I was wondering if it's possible to calculate the average of some numbers if I have this:

int currentCount = 12;
float currentScore = 6.1123   (this is a range of 1 <-> 10).

Now, if I receive another score (let's say 4.5), can I recalculate the average so it would be something like:

int currentCount now equals 13
float currentScore now equals ?????

or is this impossible and I still need to remember the list of scores?

Answer 1

The following formulas allow you to track averages just from stored average and count, as you requested.

currentScore = (currentScore * currentCount + newValue) / (currentCount + 1)
currentCount = currentCount + 1

This relies on the fact that your average is currently your sum divided by the count. So you simply multiply count by average to get the sum, add your new value and divide by (count+1), then increase count.

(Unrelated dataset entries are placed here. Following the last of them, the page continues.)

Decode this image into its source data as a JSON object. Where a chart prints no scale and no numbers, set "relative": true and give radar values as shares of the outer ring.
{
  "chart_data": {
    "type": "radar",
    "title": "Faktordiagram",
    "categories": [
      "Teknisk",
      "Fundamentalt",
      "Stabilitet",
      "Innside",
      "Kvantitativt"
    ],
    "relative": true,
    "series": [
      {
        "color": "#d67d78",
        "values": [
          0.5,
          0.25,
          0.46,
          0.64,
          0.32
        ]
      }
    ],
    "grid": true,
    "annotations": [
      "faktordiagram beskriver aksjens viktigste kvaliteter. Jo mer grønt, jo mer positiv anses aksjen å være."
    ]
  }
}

So, let's say you have the data {7,9,11,1,12} and the only thing you're keeping is the average and count. As each number is added, you get:

+--------+-------+----------------------+----------------------+
| Number | Count |   Actual average     | Calculated average   |
+--------+-------+----------------------+----------------------+
|      7 |     1 | (7)/1           =  7 | (0 * 0 +  7) / 1 = 7 |
|      9 |     2 | (7+9)/2         =  8 | (7 * 1 +  9) / 2 = 8 |
|     11 |     3 | (7+9+11)/3      =  9 | (8 * 2 + 11) / 3 = 9 |
|      1 |     4 | (7+9+11+1)/4    =  7 | (9 * 3 +  1) / 4 = 7 |
|     12 |     5 | (7+9+11+1+12)/5 =  8 | (7 * 4 + 12) / 5 = 8 |
+--------+-------+----------------------+----------------------+

Answer 2

I like to store the sum and the count. It avoids an extra multiply each time.

current_sum += input;
current_count++;
current_average = current_sum/current_count;

Answer 3

It's quite easy really, when you look at the formula for the average: A1 + A2 + ... + AN/N. Now, If you have the old average and the N (numbers count) you can easily calculate the new average:

newScore = (currentScore * currentCount + someNewValue)/(currentCount + 1)

Answer 4

You can store currentCount and sumScore and you calculate sumScore/currentCount.

Answer 5

or... if you want to be silly, you can do it in one line :

 current_average = (current_sum = current_sum + newValue) / ++current_count;

:)

Answer 6

float currentScore now equals (currentScore * (currentCount-1) + 4.5)/currentCount ?